In biology there’s a term called Carrying Capacity that refers to the maximum population of animals an ecosystem can contain. a16z’s Andrew Chen, in his book The Cold Start Problem (where he wrote about network effects) borrowed that term from biology to say every modern network has a minimum and maximum network size problem to solve.
Here’s how I interpret that for the current state of search engines:
In the same way that it takes a critical mass of searchers and information to kickstart the network effects of a search engine (aka the minimum network), there’s a maximum capacity that once exceeded, it can reduce the value of the network over time as more people and information are added to it.
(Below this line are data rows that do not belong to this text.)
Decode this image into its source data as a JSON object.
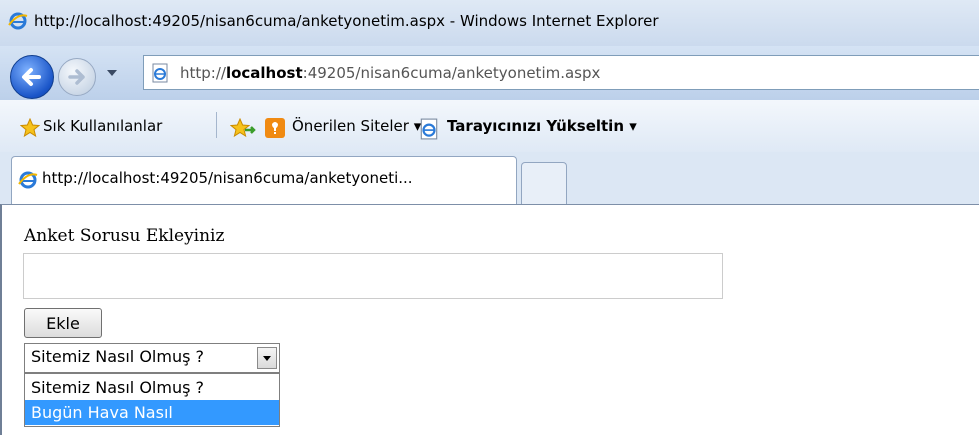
{
  "window": {
    "title": "http://localhost:49205/nisan6cuma/anketyonetim.aspx - Windows Internet Explorer"
  },
  "addressbar": {
    "url_prefix": "http://",
    "url_host": "localhost",
    "url_rest": ":49205/nisan6cuma/anketyonetim.aspx"
  },
  "favorites": {
    "fav_label": "Sık Kullanılanlar",
    "suggested_label": "Önerilen Siteler",
    "upgrade_label": "Tarayıcınızı Yükseltin"
  },
  "tabs": {
    "active_label": "http://localhost:49205/nisan6cuma/anketyoneti..."
  },
  "page": {
    "question_label": "Anket Sorusu Ekleyiniz",
    "question_value": "",
    "add_button": "Ekle",
    "select_value": "Sitemiz Nasıl Olmuş ?",
    "options": [
      "Sitemiz Nasıl Olmuş ?",
      "Bugün Hava Nasıl"
    ],
    "highlight_color": "#3399ff"
  },
  "icons": [
    "ie-icon",
    "back-arrow-icon",
    "forward-arrow-icon",
    "dropdown-icon",
    "page-icon",
    "star-icon",
    "add-favorite-icon",
    "suggested-sites-icon",
    "upgrade-icon"
  ]
}
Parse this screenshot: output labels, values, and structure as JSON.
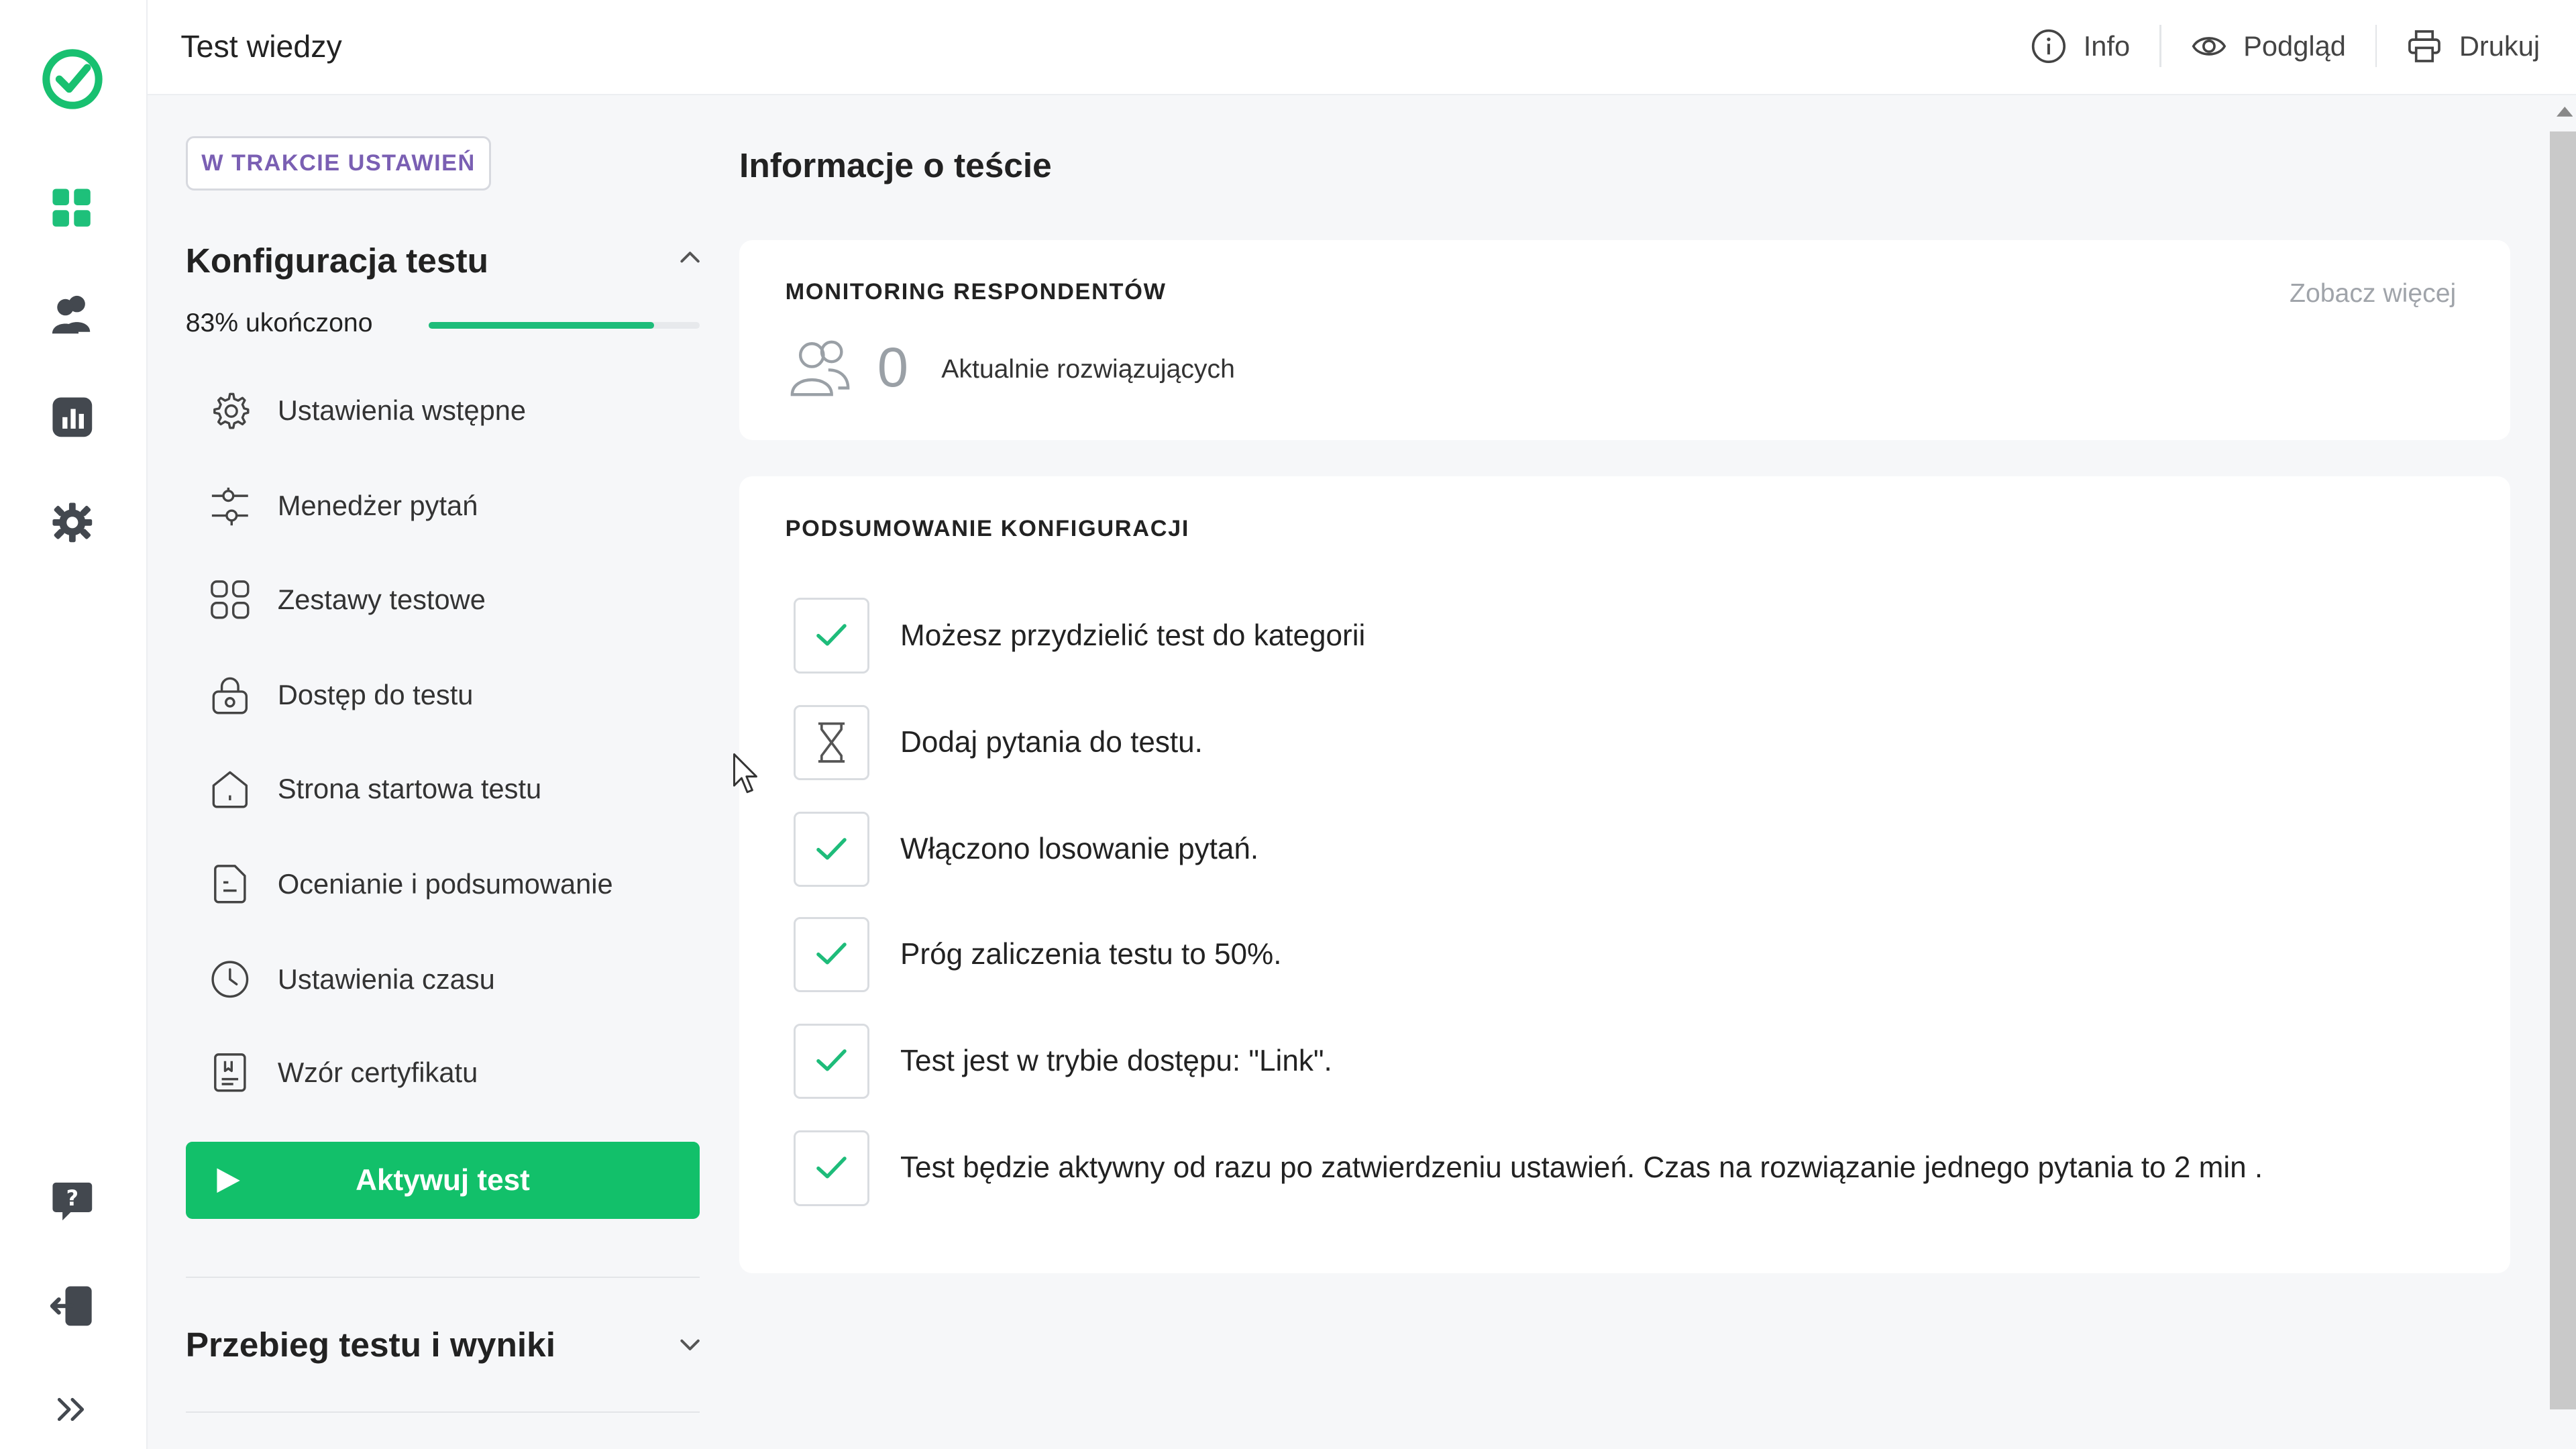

In the case of Google, we’re past that point. 3–5bil results for any queries. Tik Tok shows you <10 when you’re searching for experience and places.
Searching in interest based or profession based Slack or FB groups gives you <5 extremely high quality results (e.g. searching “go to market strategy” in a slack community of 100+ senior PMs in SF).
the pro and the con of these new emerging search behaviours is that there’s no universal discovery for them. you have to be in the right underworld to experience the best search.
i say it’s both pro and a con. Con because the world is missing out on its best search engines (they exist! but they’re siloed).
Pro because it’s the next big thing for search and it’s where I have no doubt we’ll see a few new unicorns in the next 5 years. (my startup works exactly in this problem space).
Somewhat related side note: i believe this paper will heavily influence future of search
Google organised the world’s information, a bunch of new startups are gonna organise the world’s knowledge.
Let’s end and recap this with a question:
Can a product keep the volume of knowledge [that each user is exposed to] a constant and reasonably low, but design network effects that increase knowledge quality per user over time. Extremely difficult but solvable technical and growth problem.